Now it tops $3 trillion.

Congress approved a 1909 resolution calling for the 16th Amendment
to the Constitution and sent it to states for ratification, which came
in 1913. So the amendment authorizing income taxation began gestation
when average annual income was $944.

Consider your annual income and income tax last year and you know
you don’t need my comment on the 2009 state of affairs. Now
consider the national debt. Don’t faint.

In 1909, W.E.B. DuBois and associates formed the National
Association for the Advancement of Colored People. In 2009, such
advancement means a man of color lives in the White House and wields
presidential power.

In 1909, however, the Federal Reserve System didn’t exist.
There had been no world wars, no Great Depression, no dot-com explosion
or dot.con implosion, no Alan Greenspan housing bubble, nor any of the
Ben Bernanke quantitative easing uneasiness.

From 1834-1934, gold officially was valued by the United States at
$20.67 per ounce (lo, what fools these mortals be).
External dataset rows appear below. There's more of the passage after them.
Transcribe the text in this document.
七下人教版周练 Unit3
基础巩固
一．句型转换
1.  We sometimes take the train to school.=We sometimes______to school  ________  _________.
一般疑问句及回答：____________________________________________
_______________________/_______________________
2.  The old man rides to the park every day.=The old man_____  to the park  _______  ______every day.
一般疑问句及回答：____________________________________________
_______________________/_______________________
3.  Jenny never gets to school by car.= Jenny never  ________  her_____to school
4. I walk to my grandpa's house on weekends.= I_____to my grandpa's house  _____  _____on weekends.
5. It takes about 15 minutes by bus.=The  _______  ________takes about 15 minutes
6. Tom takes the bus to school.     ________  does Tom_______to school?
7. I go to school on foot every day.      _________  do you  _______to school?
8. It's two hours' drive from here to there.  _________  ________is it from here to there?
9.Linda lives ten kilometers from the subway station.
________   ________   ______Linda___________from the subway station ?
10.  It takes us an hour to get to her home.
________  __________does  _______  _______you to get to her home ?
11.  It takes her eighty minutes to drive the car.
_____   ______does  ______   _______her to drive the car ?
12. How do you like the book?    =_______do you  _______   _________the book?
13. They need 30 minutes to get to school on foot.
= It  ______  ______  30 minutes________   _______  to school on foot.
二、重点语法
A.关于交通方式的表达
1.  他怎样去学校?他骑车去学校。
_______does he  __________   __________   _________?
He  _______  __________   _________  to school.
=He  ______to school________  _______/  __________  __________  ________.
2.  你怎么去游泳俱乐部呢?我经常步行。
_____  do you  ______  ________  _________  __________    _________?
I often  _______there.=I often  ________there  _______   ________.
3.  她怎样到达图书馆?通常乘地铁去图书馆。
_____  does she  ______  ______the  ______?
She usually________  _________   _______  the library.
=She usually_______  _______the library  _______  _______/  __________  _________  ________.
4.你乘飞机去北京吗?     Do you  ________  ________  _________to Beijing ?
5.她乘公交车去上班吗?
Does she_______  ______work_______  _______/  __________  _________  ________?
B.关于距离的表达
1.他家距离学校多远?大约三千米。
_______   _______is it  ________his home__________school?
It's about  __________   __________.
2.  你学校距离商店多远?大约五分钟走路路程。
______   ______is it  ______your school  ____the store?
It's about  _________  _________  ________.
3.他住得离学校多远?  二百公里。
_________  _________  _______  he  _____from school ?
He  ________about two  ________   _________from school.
This month it
exceeded $1,200.

In 1909, Nevada’s George Wingfield had forsaken Goldfield for
Reno (apparently to please his new wife) and the millionaire power
broker proved prophetic regarding that mining camp town where he got
rich. As his biography reports, he then told a colleague:

“As for what Mr. [Bernard] Baruch said to you about Goldfield
being a place of electricity and opportunity, just remember one thing
Chester—when I pull up my roots, the grass will grow in the
streets.”

Ego aside, this captures the boom/bust nature of mining in Nevada or
anywhere else it is feasible.

On the day this month when gold hit $1,200 an ounce, Nevada Mining
Association president Tim Crowley pronounced the industry pleased. He
added, though, that precious metals people take nothing for granted
because prices fluctuate.

The Silver State, so called for the precious metal mined here, is
mineral rich. Crowley said much mining focused on metals other than
gold helps provide materials for the practical economy and so must
await economic recovery to see flush times.
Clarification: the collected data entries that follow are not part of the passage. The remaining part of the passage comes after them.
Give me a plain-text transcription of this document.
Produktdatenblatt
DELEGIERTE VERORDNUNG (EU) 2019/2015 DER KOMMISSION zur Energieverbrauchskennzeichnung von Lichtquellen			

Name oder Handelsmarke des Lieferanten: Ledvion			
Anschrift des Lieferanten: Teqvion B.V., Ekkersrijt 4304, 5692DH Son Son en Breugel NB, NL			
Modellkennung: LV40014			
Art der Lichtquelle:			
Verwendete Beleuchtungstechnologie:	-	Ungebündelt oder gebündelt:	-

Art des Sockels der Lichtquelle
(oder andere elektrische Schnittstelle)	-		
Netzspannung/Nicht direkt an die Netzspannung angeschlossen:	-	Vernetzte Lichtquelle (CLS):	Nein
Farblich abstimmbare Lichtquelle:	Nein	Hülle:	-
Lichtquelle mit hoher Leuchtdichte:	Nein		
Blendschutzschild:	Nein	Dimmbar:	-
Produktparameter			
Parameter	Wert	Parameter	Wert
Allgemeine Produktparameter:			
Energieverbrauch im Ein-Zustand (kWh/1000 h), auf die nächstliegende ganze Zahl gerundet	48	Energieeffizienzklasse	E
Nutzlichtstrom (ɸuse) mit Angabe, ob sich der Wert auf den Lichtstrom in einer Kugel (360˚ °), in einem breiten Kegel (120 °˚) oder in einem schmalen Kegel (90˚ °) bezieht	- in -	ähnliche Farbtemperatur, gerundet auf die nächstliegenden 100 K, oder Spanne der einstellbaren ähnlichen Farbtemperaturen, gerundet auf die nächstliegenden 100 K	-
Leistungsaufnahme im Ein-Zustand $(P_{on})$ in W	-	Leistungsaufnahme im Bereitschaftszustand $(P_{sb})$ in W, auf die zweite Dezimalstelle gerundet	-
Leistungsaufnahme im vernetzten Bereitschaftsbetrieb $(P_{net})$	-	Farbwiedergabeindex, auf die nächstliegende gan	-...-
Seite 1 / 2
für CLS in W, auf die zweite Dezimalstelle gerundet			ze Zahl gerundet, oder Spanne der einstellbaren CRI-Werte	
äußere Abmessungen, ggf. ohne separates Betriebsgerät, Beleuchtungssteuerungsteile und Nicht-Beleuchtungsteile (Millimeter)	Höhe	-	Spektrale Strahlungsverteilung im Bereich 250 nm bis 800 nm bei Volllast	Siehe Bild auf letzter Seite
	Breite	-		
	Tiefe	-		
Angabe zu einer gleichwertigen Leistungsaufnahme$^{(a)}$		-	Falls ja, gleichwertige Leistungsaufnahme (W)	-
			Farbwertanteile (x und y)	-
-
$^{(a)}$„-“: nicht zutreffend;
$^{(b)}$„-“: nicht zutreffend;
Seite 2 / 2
“We’re hopeful that the construction industry turns
around,” he explained, to cite one example. He talked of
Nevada’s copper for construction, molybdenum for steel, lithium
for batteries, geothermal for energy.

Crowley also touted the industry’s economic and related
underpinnings for Nevada, saying, for example, that $14,000 per
employee goes from mining into state coffers annually.

So what’s the point? Actually a couple: 1) Long term (the next
hundred years), Nevada mining will build on the state’s metals
heritage; and 2) short term, the price of gold will prove a harbinger
of the nation’s economy into the 20-teens.

Nevadans, some of whom don’t like the state’s mining,
should look at metals extraction and related businesses as contributors
rather than as predators in both good and bad economic times.

Meanwhile, gold is the ultimate fear/greed barometer in markets. If
gold zooms significantly higher from here, that would signal central
banker and congressional hubris is about to haunt them—and
us.

Is it still the best and worst of times?